PostNapisane: 20 grudnia 2007, o 11:42
przez jola
o tak jest bardzo fajna - często do niej wracam

PostNapisane: 20 grudnia 2007, o 13:06
przez mewa
o tak, "błękitny zamek" jest świetny

Niezwykła metamorfoza niepozornej starej panny, która spotyka na swej drodze mężczyznę podejrzewanego o najgorsze przestępstwa. Historia Valancy Stirling dowodzi, że czasem warto zaryzykować, a mówienie krewnym tego, co się myśli, może się stać nie lada przyjemnością.



a jak im wygarniała tzn krewnym co o nich myśli- suuuper (czasami mam ochotę zrobić coś podobnego Obrazek )

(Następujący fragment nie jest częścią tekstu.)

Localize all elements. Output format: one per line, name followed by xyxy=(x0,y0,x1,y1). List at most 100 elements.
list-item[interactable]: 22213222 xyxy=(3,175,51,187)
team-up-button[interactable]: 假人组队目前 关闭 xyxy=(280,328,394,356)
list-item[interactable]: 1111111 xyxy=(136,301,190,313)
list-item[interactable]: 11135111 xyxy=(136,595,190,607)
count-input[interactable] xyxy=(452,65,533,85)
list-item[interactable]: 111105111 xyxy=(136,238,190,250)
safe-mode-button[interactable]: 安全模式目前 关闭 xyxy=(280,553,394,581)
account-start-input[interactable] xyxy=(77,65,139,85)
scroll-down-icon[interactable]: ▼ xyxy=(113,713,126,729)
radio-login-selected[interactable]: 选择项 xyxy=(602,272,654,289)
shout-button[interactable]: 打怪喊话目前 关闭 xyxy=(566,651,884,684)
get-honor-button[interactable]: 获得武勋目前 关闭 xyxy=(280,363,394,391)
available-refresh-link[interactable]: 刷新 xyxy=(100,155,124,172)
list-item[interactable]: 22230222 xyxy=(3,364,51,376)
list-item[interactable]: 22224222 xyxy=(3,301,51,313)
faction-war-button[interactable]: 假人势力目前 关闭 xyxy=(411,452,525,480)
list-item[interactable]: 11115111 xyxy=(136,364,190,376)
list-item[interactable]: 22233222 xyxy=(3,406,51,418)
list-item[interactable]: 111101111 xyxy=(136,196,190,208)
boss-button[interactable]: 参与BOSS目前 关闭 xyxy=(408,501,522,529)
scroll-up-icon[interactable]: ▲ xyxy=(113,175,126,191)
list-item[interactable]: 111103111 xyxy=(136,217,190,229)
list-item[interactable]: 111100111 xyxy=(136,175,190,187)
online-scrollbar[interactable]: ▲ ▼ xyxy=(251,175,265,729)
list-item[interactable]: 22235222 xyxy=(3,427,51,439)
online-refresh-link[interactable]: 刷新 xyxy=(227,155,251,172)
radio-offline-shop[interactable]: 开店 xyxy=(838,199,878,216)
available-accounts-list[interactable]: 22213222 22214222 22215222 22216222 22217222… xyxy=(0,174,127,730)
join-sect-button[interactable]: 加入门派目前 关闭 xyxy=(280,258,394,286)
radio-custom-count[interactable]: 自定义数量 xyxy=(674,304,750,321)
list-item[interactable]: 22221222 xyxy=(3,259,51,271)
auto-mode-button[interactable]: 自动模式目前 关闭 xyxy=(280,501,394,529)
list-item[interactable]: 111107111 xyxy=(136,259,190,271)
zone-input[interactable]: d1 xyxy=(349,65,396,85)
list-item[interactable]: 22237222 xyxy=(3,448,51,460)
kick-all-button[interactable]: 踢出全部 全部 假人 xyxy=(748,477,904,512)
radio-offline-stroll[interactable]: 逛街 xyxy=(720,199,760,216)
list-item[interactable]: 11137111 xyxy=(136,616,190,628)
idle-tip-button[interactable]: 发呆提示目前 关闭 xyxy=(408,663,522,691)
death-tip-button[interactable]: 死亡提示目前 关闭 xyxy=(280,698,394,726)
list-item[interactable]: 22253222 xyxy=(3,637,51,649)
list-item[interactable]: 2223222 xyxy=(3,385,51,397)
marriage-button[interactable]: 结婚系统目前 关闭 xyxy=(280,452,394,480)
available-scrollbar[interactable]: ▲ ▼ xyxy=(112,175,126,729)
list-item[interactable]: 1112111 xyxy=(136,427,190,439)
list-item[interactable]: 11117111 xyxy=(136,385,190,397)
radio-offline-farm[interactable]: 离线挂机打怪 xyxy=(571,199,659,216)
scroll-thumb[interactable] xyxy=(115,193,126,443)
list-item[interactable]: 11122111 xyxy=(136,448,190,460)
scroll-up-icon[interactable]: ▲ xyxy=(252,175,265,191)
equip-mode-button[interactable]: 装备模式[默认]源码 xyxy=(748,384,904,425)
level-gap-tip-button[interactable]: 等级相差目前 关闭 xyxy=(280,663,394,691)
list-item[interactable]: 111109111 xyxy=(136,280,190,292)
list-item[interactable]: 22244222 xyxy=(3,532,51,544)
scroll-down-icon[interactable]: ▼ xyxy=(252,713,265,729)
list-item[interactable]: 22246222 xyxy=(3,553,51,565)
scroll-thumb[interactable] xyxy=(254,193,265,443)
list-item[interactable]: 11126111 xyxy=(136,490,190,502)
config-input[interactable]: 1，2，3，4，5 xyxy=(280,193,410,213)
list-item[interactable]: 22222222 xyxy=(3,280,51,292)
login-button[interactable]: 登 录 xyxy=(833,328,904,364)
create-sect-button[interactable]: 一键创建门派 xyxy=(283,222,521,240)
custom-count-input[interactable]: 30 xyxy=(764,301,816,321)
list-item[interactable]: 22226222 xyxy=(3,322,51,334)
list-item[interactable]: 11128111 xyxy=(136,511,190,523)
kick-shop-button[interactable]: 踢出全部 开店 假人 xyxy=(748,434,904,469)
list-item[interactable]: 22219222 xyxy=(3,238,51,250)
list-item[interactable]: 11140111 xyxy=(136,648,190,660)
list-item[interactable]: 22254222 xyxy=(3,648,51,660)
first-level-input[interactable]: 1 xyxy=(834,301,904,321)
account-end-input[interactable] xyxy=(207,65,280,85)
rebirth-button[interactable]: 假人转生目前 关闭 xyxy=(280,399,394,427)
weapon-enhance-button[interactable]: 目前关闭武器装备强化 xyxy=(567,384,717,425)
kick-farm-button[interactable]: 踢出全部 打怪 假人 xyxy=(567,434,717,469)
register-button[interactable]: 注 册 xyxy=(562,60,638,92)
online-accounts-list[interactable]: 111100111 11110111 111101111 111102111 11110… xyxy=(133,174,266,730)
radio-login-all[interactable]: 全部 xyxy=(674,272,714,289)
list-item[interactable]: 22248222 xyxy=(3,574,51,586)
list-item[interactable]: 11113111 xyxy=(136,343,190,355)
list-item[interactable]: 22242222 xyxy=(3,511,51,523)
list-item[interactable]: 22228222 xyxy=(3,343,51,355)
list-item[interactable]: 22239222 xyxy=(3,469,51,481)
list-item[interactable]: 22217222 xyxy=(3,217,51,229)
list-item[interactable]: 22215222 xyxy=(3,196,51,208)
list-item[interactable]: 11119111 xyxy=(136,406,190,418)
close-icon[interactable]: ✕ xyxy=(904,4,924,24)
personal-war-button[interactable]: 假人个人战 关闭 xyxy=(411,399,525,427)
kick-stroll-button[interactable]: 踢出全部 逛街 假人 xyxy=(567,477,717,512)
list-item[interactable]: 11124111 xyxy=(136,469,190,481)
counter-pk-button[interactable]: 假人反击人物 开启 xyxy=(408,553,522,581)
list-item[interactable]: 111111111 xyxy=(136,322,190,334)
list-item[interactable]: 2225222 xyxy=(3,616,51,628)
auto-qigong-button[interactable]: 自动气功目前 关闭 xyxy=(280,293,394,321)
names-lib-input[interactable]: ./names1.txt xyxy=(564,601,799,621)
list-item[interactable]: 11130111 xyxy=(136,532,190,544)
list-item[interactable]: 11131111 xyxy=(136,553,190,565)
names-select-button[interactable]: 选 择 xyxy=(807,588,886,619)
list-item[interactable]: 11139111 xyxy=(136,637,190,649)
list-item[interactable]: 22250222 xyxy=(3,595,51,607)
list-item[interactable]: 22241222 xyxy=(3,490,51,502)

PostNapisane: 20 grudnia 2007, o 14:13
przez pinksss
Nan Ryan - Bóg słońce?



o tak Błękitny zamek jest wspaniały i to w obu tłumaczeniach nawet Obrazek

PostNapisane: 20 grudnia 2007, o 19:34
przez diawie
az sprawdze tlumacza na mojej ksiazce ,,blekitny zamek,,

PostNapisane: 20 grudnia 2007, o 20:59
przez pinksss
jedno to chyba Tuwimowa z 1926 nazwała bohaterkę Joasia, a drugie z lat 90-tych nie wiem kto ale jest odcukrzone i bohaterka ma na imię tak jak powinna czyli Valancy. zresztą w przedwojniu była taka tendencja do spolszczania imion, wiele postaci z Ani z Zielonego wzgórza też padło jej ofiarą Obrazek

PostNapisane: 20 grudnia 2007, o 23:54
przez grajabo
Pinks wspomniała o wydawnictwie Almapress wydali ksiązkę Joan Bowen

Nieznajomi z parku warto przeczytać.

"Po raz pierwszy spotkali się w parku.Wtedy też po raz pierwszy od niego uciekła.

Zafascynował ją i przeraził jednocześnie."